Tuesday, May 8, 2007

Near-Shoring Private Labels

I am on the road almost non-stop this month talking with distributors and manufacturers about the new Facing the Forces of Change®: Lead the Way in the Supply Chain report, giving me real-time insight into how executives are responding and interpreting the results.

Discordant Trends?

Here’s a really thoughtful question that I got recently: “Doesn’t the Private Label trend counteract the Demand-Driven Channels trend?

The short answer: Maybe. (I said it was a thoughtful question, not an easy one!)

The Demand-Driven Channels trend describes how to build a lean supply chain and reduce inventories through closer relationships with suppliers. In contrast, the Private Label trend describes how wholesaler-distributors are taking over more functions and risks from suppliers.

I mention this trade-off very briefly on page 29 of Lead the Way in the Supply Chain when I write: “Geographic distance makes planning more difficult because lead times are much longer and more uncertain, thereby inflating inventories in the supply chain. Ironically, global sourcing strategies by wholesaler-distributors represent a trend opposed to the demand-driven channel trend.”

Demand-Driven Private Labels

To better understand this trade-off, I suggest that you check out a very useful article called Revisiting LCCS in a Demand-Driven World from the new Supply Chain Management Review.

(In case you are wondering, LCCS stands for “low-cost country sourcing.” Hey, it wouldn’t be a real supply chain article without some MUFLAs -- Made-Up Four Letter Acronyms!)

As I note in Chapter One of Lead the Way, the lower costs and ready availability of overseas sourcing opportunities makes it easier for wholesaler-distributors to get their own private label products manufactured. Nearly 2/3 of distributors with private labels are using LCCS from an overseas plant.

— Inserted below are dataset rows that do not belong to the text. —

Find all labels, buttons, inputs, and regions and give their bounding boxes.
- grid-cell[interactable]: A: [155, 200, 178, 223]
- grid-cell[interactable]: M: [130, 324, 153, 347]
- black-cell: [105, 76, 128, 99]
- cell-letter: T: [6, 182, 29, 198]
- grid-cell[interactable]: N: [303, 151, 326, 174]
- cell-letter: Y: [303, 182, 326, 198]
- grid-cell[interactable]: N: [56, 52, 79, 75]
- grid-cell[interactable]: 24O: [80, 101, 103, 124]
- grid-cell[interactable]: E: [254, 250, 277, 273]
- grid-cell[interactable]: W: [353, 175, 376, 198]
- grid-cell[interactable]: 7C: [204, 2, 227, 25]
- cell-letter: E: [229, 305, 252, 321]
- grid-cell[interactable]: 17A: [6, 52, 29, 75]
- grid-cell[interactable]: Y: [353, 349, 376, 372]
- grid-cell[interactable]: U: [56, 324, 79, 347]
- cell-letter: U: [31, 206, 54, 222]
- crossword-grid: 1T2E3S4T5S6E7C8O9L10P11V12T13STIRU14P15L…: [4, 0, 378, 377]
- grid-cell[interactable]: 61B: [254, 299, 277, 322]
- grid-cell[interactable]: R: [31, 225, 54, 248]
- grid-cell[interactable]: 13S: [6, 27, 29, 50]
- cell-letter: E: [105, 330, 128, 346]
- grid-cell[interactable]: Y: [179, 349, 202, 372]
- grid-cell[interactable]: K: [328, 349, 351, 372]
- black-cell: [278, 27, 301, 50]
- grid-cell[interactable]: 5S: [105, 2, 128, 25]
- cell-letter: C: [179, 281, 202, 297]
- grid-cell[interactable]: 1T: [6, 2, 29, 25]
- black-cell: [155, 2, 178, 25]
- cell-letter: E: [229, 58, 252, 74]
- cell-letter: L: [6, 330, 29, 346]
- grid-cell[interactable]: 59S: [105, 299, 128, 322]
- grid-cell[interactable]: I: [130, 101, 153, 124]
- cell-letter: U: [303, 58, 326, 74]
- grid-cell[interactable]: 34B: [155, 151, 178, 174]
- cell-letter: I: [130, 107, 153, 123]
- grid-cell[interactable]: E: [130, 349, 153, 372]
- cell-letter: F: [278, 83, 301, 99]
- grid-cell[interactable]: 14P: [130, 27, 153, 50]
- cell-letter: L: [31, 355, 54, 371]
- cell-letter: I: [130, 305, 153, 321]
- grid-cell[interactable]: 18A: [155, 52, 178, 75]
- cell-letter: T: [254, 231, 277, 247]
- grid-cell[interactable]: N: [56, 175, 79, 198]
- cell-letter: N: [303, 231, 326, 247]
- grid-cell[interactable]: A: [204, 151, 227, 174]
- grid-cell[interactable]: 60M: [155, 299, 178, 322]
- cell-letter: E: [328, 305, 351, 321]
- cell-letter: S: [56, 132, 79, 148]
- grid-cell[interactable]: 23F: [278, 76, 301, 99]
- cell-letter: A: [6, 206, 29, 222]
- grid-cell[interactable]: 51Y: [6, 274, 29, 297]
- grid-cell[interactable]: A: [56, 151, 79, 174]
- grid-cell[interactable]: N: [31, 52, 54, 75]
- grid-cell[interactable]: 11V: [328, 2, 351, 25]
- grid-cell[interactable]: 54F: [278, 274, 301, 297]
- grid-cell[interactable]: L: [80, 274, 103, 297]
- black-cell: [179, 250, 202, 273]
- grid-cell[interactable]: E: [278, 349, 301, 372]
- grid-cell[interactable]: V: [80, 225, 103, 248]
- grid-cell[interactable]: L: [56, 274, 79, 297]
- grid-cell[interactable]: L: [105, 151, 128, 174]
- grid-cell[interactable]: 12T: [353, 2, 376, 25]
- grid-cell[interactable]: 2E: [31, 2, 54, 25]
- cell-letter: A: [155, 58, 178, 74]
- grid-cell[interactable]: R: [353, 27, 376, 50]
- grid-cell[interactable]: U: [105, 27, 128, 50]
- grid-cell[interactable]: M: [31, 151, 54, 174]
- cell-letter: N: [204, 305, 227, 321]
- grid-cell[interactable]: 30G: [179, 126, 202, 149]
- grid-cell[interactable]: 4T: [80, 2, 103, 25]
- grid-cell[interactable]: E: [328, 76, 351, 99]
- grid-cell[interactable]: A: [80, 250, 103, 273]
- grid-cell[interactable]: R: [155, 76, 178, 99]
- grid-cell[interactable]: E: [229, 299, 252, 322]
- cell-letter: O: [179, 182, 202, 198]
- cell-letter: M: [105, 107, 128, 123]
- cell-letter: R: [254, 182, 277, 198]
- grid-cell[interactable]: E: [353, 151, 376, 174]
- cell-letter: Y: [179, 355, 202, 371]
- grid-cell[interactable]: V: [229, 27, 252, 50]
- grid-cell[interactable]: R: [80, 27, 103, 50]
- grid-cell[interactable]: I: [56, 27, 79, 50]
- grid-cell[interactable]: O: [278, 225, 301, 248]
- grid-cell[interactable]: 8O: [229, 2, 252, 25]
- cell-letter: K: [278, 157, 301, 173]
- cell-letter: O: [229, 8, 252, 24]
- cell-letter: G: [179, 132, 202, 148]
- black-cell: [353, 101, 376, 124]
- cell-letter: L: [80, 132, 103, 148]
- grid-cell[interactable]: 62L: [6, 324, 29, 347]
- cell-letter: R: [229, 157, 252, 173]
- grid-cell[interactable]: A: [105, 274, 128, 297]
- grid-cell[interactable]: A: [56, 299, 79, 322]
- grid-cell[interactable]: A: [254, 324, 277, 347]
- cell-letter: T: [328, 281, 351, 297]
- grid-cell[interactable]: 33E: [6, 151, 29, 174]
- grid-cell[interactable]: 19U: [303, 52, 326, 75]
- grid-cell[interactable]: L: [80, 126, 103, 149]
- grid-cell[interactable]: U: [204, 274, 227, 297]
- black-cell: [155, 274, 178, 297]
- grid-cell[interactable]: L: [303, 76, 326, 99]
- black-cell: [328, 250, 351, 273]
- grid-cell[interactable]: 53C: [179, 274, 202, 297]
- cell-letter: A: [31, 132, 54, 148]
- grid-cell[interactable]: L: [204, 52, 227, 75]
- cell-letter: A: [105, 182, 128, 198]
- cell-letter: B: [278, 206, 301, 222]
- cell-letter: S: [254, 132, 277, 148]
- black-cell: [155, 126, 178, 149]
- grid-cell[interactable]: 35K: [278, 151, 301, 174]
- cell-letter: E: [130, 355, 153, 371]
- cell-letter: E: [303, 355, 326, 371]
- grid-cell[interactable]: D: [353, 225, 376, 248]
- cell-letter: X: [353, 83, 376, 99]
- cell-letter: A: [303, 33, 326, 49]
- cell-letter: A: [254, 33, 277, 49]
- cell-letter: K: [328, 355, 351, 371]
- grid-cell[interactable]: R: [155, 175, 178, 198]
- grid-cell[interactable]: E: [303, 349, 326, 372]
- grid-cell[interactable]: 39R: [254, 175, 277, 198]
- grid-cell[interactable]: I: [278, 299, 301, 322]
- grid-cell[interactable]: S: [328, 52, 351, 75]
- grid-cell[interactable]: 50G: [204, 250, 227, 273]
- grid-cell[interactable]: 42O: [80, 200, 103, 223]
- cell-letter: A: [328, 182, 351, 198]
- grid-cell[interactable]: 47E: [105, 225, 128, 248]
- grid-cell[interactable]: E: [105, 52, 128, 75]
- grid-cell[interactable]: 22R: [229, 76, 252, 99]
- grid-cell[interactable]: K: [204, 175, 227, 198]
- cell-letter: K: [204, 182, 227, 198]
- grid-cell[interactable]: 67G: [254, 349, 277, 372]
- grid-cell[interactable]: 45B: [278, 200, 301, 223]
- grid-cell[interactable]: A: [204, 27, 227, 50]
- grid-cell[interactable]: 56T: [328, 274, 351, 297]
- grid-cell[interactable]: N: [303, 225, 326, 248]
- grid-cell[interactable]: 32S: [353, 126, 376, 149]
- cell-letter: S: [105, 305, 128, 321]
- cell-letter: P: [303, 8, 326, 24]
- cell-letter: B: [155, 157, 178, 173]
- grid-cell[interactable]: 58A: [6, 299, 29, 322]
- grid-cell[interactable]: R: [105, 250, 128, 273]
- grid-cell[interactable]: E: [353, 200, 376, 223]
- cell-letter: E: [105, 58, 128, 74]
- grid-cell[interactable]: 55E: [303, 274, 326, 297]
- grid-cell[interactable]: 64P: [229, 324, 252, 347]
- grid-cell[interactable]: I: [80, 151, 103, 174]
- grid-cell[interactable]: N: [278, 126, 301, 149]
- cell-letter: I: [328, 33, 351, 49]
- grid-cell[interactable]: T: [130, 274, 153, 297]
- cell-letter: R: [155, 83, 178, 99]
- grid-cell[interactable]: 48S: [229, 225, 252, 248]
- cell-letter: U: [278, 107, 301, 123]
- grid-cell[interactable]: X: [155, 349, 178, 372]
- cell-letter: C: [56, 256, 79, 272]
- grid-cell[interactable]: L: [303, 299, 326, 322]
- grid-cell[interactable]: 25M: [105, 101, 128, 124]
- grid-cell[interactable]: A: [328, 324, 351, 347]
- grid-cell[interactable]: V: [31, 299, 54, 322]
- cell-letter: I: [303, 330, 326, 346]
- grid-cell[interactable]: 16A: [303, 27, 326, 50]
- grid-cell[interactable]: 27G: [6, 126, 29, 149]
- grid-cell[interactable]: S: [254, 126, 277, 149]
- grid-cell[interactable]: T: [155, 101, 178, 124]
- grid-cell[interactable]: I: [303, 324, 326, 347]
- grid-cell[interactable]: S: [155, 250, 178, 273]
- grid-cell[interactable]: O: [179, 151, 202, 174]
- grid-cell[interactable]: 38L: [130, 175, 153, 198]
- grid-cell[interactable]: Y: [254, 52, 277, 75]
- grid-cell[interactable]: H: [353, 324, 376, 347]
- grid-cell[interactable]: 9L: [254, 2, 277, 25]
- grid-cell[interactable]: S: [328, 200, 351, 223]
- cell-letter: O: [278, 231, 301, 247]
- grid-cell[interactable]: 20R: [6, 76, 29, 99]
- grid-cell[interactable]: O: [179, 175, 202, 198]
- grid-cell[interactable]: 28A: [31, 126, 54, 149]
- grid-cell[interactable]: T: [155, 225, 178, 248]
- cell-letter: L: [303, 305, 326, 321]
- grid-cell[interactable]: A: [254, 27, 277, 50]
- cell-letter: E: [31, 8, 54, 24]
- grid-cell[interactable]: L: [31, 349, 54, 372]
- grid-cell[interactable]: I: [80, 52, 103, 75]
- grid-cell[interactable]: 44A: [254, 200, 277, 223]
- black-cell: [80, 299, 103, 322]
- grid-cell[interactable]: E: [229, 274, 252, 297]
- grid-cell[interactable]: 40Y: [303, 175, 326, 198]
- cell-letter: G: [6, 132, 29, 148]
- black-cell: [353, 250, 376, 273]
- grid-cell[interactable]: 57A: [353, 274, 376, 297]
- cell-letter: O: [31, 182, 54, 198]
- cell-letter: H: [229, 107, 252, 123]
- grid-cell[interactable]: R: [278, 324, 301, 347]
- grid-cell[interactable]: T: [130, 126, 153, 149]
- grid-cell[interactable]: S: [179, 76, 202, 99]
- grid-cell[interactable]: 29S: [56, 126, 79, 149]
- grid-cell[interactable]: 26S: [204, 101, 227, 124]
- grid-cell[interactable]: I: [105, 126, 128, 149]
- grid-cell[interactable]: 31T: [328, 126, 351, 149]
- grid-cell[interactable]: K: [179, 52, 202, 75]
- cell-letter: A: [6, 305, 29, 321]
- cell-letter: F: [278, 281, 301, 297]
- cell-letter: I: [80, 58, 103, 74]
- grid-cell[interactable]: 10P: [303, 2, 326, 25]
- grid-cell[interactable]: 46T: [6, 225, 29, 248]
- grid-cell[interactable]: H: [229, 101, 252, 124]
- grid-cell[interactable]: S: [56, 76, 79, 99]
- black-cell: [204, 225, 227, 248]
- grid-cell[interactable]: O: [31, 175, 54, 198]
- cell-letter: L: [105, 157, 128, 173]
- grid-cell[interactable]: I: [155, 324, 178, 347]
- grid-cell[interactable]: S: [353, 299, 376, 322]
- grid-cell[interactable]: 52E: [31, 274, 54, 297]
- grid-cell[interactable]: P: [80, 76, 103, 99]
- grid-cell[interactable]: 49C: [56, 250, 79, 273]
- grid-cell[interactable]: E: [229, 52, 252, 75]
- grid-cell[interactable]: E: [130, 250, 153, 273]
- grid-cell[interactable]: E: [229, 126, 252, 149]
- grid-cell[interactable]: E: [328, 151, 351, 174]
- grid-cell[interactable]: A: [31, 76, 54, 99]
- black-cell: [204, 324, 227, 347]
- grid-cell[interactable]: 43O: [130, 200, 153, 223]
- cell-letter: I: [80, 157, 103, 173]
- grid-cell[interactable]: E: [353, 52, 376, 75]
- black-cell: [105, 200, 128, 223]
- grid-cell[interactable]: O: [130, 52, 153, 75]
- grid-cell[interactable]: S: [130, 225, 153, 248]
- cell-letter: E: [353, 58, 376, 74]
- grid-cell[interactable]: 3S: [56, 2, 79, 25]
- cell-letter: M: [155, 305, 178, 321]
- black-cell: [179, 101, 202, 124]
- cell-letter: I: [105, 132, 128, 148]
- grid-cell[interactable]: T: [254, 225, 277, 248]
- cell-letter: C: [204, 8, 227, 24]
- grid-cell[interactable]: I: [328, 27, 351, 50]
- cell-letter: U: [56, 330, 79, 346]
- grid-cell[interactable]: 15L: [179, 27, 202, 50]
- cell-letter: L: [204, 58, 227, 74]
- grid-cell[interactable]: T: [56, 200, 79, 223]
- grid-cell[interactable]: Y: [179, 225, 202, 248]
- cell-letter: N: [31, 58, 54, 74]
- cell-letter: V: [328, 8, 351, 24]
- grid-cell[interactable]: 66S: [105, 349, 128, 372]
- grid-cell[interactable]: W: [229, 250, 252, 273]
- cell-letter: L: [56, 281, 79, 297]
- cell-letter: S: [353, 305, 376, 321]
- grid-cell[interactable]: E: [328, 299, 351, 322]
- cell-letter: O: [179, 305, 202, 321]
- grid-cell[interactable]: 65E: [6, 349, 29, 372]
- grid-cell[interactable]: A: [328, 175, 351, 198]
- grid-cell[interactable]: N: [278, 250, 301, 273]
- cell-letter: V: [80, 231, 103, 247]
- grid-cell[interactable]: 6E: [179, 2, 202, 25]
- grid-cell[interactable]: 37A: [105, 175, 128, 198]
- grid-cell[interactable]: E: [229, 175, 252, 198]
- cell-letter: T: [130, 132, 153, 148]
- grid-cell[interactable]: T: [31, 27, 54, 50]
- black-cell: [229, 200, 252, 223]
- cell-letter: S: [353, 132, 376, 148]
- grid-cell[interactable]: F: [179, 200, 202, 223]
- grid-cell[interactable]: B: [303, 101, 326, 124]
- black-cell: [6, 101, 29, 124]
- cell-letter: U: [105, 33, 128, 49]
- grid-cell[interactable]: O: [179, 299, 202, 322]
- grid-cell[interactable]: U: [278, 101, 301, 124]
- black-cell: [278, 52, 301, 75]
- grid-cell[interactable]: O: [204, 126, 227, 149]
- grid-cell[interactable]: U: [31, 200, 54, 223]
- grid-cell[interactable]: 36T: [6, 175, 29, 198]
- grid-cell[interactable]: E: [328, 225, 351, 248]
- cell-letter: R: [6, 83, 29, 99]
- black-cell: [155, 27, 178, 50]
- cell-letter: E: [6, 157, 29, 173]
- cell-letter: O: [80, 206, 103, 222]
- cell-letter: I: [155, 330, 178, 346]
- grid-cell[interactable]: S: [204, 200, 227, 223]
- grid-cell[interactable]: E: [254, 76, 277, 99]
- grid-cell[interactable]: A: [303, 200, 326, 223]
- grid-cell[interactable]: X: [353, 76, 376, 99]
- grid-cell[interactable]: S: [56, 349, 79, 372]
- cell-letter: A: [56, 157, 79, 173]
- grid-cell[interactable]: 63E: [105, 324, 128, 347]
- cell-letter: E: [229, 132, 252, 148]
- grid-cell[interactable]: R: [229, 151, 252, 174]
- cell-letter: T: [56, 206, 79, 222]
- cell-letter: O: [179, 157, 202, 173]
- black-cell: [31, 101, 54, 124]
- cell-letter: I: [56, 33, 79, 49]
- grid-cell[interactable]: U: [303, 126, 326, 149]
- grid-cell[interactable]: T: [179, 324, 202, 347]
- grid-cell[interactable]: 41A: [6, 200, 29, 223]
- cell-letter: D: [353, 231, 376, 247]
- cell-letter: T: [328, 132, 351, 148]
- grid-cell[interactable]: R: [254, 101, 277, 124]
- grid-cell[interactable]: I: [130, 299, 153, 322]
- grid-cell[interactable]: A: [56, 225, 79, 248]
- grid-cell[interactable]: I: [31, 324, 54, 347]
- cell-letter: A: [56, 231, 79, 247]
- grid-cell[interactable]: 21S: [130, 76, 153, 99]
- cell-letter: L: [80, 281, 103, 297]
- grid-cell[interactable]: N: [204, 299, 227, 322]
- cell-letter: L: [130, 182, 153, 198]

However, the article advocates a reevaluation of “near-shoring,” such as sourcing in Mexico for goods destined for the U.S. and Canadian markets. Key points:

  • “While offshoring provides clear reductions in the product cost, the associated overhead and processes required don’t always sustain the value.”
  • “Near shoring may not yield production costs as low as the offshoring sites, but it can provide less cost and process fluctuation in the value chain.”
  • “Companies that have products with variable demand, require low inventory, have bulky but labor-intensive products, and require significant buyer-led supplier development or engineering support are good candidates for the near-shoring option.”
Read this article to better understand the supply chain burdens of a longer inbound supply chain.